Sunday, February 26, 2006

Out of the backcountry and onto the slopes

View from top of False Lockhart down on ski area and Choteau Mountain

On top of False Lockhart looking deep into Bob Marshall Wilderness in winter cloak

False Lockhart from below
Sometimes you just gotta practice.
Sometimes the snow is so right that you’ll have to dig into your pockets and shell out money for a lift ticket.
Thank goodness we’ve got Teton Pass Ski Area near Choteau and Showdown Ski Area south of Neihart so close to Great Falls when the snow and temperatures are that way and it makes more sense to do your telemark turns and then climb onto a lift to do some more rather than skinning up and slogging your way back to the top.
Showdown and Teton had dumps of powder last week that made tele rather than backcountry skiing the thing to do.
We hit Showdown Thursday after 12 inches had fallen on the slopes in the previous three days. It covered more than 70 inches of packed snow.
Although the slopes had been skied hard the day before, we found great chopped up powder on most of the blue and black diamond runs we could handle and got in eight runs from noon to 4 p.m.
We hung out on the south end of the hill, hitting Good Luck run several times, before ending our day with a couple of runs on Big Seven, where we were surprised to find some untracked powder.
That was challenging enough to make my thighs scream.
It was a day well spent discovering how to tele the chopped up snow.
On Saturday we had to check out “too good to be true” reports that Teton had gotten 29 inches in the previous two days.
We were skeptical, but the report turned out to be dead on.
Not only that, but for the first time in my experience at Teton there was no wind and not a cloud in the sky!
The snow had been skied some on Friday and the wind had worked over some of the area just to the south of the lift, exposing stumps and rocks, although the snow everywhere else was deep (60 inches) and powder-consistent.
We had a glorious day of skiing at this small ski area, charmed by the busload of locals who showed up to enjoy the day.
Among the guests was a group of Mennonites from the Choteau-Fairfield area.
We were amazed to see the young Mennonite girls and women skiing in full skirts and bonnets!
A number of snowboarders hit the slopes above the hill, climbing all the way to the top of the mountain, some 1,300 feet above the lift.
My son, Demian, 30, was the first to the top, and we marveled as he worked his way up, using his snowboard to post-hole.
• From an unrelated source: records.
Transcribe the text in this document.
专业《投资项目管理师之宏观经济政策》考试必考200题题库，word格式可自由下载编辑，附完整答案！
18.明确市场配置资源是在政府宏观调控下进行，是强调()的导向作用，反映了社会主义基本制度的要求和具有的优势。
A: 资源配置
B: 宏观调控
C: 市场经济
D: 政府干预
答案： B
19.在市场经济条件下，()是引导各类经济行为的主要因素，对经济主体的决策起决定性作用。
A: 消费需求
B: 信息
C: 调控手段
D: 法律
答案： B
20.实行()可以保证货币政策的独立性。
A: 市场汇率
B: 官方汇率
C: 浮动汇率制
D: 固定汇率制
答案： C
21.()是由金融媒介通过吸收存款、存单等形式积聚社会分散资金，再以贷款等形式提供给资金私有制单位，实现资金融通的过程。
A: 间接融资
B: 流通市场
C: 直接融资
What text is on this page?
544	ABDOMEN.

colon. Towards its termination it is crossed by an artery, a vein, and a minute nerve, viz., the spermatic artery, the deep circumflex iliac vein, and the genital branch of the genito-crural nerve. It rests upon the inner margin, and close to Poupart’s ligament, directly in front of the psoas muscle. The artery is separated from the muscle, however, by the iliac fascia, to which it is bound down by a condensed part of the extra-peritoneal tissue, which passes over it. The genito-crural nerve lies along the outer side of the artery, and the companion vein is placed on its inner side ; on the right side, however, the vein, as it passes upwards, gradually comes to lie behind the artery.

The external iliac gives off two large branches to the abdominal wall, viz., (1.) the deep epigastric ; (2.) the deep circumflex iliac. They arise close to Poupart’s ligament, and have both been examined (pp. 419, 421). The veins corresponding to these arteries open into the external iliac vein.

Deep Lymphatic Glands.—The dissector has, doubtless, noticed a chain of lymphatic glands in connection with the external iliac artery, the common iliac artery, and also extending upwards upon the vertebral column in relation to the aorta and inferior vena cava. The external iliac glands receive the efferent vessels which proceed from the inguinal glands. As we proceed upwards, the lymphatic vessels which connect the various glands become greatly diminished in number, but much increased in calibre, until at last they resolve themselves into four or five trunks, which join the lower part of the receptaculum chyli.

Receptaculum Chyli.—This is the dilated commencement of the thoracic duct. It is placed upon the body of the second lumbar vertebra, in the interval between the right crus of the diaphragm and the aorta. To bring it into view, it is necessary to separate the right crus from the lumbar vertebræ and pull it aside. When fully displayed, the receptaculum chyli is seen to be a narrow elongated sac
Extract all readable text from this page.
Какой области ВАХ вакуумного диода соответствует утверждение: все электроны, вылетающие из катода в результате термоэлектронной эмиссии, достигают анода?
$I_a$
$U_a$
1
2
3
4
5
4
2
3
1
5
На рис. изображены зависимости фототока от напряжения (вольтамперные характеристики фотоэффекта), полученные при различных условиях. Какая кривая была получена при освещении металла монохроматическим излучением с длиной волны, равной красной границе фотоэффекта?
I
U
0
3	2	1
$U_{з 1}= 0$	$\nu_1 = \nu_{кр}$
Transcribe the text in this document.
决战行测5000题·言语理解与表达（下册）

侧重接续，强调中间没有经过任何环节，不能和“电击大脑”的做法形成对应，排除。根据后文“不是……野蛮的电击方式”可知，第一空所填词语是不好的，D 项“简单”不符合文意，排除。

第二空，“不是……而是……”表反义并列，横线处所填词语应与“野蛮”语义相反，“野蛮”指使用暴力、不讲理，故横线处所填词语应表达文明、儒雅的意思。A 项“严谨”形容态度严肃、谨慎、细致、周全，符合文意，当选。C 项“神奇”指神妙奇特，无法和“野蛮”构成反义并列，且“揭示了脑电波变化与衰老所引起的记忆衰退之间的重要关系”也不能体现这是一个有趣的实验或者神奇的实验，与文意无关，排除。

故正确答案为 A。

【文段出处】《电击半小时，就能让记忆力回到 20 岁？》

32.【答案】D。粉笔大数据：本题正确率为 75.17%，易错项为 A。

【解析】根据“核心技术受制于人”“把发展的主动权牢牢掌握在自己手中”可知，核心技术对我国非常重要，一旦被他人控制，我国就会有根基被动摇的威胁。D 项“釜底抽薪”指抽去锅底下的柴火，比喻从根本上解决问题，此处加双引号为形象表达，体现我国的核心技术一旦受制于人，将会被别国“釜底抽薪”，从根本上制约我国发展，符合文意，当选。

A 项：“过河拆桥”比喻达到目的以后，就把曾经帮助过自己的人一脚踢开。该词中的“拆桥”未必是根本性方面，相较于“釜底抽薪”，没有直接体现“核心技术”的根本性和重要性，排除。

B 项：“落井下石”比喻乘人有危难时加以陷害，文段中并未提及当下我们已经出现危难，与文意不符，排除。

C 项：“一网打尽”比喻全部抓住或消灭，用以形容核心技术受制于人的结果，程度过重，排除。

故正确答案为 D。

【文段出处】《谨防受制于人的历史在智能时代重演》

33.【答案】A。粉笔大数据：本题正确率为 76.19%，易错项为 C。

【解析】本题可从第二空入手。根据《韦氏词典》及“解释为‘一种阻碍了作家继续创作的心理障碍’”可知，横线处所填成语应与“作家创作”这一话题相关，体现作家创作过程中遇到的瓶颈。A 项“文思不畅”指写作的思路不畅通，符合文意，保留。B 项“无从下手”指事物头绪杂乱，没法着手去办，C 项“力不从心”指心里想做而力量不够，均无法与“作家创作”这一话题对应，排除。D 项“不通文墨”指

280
He then carved his way down the face of this steep, unnamed Rocky Mountain Front mountain.
The scenery at Teton is incomparable. It is Bob Marshall Wilderness country, with great views of the Front from the top of the lifts. There’s a vertical drop of 1,000 feet, and the lodge is quaint --- just like an old cabin --- with a stunning view of the hill.
The price is right, too: $25 for a lift ticket.
I can’t complain about Showdown, either. The area is larger and the vertical drop is $1,400. Lift tickets are reasonable for a ski area --- $30.
What’s really nice about Showdown is that it is only an hour’s drive from Great Falls. Teton is 1 hour 45 minutes, but the drive is so spectacular it is worth the effort.